I will be interested to see your assessments of the way back to recovery:

  • What is the right balance between public health and economic reopening? how much effective control of the virus is needed for future economic growth?;
  • How effective are the economic stimulus packages the government has announced? And the social protection funding, which is so essential?
  • How can the public health system be improved? And universal health coverage achieved?
  • Can the government sustain an intelligent, targeted infrastructure spend?
  • How effective can reliance on the SOEs, seen as vital to growth and jobs, be?
  • How confident are we in the monetary policy response, which has been strong to date?
  • Will the government move beyond temporary stimulus measures to the longer-term structural reforms that are needed – including to grow the private sector, especially SMEs, and to reform tax?

These are hardly original thoughts. But the answers to these and other dilemmas are important to all of us committed to Indonesia’s success. 

Its economic success is, of course, self-evidently vital to Indonesia itself but equally to the Indo-Pacific region. Indonesia and Australia are the largest economies in South-east Asia, both G20 economies. Other economies are more internationally exposed than Indonesia, are more innovative, have greater global capital flows.

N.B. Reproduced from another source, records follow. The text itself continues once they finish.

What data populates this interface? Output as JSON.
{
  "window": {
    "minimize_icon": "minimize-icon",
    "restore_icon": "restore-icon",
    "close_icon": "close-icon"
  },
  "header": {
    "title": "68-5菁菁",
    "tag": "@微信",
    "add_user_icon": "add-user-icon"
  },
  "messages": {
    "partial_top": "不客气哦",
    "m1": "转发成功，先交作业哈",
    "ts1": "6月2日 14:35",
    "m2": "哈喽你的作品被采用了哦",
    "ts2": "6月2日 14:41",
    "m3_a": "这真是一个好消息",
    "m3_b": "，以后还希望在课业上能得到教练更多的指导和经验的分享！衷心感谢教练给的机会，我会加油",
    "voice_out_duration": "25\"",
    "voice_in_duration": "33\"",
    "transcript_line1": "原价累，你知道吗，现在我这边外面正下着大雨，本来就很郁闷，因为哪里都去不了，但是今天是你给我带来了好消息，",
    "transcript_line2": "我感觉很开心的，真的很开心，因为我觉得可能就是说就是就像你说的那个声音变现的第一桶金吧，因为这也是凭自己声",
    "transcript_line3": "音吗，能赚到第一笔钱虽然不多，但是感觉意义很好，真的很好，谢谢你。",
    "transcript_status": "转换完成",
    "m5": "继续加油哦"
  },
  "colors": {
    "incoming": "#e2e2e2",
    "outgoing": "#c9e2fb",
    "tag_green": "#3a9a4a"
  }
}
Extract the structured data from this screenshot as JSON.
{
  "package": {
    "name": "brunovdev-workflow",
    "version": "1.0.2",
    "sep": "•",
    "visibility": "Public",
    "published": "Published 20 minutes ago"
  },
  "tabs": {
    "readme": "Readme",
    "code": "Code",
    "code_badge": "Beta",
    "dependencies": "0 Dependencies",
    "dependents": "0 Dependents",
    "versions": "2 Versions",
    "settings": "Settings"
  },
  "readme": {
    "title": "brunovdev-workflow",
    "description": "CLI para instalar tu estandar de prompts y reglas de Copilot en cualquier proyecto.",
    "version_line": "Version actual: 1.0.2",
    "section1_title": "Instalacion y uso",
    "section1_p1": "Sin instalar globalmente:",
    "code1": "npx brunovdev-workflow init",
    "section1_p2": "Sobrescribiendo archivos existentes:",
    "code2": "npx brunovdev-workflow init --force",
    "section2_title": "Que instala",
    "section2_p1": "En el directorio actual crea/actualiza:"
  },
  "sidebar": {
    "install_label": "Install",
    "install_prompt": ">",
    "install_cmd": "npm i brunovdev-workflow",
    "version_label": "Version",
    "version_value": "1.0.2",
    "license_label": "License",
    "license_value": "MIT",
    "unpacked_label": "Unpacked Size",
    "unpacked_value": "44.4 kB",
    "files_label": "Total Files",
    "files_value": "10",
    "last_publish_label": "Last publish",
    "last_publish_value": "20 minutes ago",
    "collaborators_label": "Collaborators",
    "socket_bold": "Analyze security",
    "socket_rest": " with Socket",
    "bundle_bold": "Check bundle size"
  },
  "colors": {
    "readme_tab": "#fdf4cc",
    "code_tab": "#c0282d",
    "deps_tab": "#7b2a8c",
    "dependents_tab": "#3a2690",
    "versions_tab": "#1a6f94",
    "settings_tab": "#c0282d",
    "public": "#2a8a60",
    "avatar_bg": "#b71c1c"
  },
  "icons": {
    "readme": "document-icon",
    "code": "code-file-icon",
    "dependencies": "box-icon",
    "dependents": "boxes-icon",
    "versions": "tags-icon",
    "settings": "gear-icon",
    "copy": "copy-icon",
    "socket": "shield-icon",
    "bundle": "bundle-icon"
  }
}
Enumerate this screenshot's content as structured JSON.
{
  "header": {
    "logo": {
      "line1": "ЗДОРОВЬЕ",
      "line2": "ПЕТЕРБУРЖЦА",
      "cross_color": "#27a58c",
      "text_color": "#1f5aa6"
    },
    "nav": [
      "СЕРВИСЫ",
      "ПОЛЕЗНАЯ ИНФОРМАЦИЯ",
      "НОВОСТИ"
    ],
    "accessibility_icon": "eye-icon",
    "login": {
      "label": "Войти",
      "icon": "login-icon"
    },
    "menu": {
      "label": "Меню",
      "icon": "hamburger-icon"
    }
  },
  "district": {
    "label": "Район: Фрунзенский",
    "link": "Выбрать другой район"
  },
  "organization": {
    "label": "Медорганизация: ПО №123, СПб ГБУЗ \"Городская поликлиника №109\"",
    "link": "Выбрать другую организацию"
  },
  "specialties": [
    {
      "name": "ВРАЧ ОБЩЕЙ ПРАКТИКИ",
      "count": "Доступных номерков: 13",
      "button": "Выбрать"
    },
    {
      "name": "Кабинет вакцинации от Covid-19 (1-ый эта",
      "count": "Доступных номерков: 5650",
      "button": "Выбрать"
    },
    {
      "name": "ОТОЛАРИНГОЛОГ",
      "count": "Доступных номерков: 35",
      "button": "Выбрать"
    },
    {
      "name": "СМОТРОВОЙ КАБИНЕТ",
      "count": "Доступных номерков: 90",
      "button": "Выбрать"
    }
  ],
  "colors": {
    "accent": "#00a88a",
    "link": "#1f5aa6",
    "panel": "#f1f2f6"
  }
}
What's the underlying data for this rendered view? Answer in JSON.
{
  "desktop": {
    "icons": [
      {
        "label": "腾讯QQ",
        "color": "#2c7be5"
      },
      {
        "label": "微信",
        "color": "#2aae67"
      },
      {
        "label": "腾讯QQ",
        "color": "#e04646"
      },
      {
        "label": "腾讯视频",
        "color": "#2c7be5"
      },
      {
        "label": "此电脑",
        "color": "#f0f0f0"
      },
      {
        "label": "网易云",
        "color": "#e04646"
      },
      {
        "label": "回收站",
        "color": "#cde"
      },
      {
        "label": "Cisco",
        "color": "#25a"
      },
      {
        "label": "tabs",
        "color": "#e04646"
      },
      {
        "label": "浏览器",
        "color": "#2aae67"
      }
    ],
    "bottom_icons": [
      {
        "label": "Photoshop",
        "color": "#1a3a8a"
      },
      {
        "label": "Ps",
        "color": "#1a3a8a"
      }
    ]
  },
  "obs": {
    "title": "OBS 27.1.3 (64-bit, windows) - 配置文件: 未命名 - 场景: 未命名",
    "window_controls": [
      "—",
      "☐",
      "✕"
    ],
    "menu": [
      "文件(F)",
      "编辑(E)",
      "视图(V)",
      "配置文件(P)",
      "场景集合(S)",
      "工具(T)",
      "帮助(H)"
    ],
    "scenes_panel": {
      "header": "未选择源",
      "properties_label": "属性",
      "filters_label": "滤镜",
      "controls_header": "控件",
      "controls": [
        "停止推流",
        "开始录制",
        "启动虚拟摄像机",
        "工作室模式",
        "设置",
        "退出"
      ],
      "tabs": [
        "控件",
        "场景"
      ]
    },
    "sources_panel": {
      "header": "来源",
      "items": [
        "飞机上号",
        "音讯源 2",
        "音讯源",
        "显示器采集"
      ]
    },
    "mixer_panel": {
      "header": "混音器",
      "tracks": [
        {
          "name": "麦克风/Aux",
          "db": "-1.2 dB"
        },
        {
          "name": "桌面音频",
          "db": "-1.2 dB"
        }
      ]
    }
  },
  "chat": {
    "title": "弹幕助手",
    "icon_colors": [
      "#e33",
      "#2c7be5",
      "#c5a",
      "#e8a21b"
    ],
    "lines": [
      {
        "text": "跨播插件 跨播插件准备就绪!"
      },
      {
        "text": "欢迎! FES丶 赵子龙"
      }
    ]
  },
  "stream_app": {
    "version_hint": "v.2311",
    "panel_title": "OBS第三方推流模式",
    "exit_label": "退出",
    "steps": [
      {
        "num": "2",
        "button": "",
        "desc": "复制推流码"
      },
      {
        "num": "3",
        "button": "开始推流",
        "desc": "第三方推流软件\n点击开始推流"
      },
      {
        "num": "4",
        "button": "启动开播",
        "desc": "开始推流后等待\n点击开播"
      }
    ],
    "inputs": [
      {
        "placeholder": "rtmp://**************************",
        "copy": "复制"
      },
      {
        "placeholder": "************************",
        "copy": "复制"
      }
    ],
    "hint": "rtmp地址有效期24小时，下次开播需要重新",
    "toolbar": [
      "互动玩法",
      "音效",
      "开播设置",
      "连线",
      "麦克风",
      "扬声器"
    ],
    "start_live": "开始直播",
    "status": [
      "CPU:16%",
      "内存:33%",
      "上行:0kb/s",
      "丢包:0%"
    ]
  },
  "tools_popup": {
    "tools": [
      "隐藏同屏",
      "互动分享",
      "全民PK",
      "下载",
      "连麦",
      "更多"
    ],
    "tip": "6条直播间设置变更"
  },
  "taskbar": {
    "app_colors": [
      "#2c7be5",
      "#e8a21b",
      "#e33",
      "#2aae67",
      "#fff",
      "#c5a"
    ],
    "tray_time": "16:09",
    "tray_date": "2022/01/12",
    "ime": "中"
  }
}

So much of Indonesia’s economy is domestic. But the health of its economy does matter to the broader economic health of our region.

And it matters in underwriting Indonesia’s broader strategic weight which is so vital to the strategic resilience of the Indo-Pacific.

South-east Asia is at the heart of the defining geostrategic competition – including geo-economic competition – along the US/China fault line in the Indo-Pacific.

COVID-19 has compounded the strategic risks. Shifts in the distribution of power across the region are accelerating. Pressures on rules, norms and institutions are more acute. US/China relations are coming under further strain. Disinformation and cyber intrusions are threatening sovereignty, including the integrity of our economies and our critical infrastructure and our digital economic future.

Middle powers like Indonesia and Australia have a decisive role in stepping up together to meet these challenges. We need to be resilient ourselves, of course, to do so.

I’d like to finish with a few comments on Australia and Indonesia as partners.

Our two countries have been at a turning point in our relations over the past couple of years. This is because our region – pre COVID – has been at a turning point: geo-strategically and geo-economically, and through unprecedented technological and ecological change. The resilience of both countries is being challenged and each of us had made a very deliberate choice to embrace the other more closely to work together to frame a more resilient region.

Politically, relations between the two governments have never been closer. The new Comprehensive Strategic Partnership and the Indonesia Australia Comprehensive Economic Partnership Agreement are game changers. And they represent the peak of a huge amount of practical operational cooperation beneath them – often the closest in the region.

Our Development Cooperation Program pivoted immediately to Indonesia’s COVID response. It is a sophisticated program and has made Australia Indonesia’s partner of choice on policy and institutional development, on resilient economic governance, and in building technical and intellectual capacity.

This brings me back to where I started. This broader partnership of Australia and Indonesia perfectly aligns with the ANU Indonesia Project.

When President Widodo spoke before Australia’s Parliament in February of this year – the first time he had addressed another country’s parliament – he said “Indonesia has no greater friend than Australia”.

That’s how it should be. And I think our Indonesian colleagues will find that you have no better partner.

ANU is a strong part of that contemporary partnership.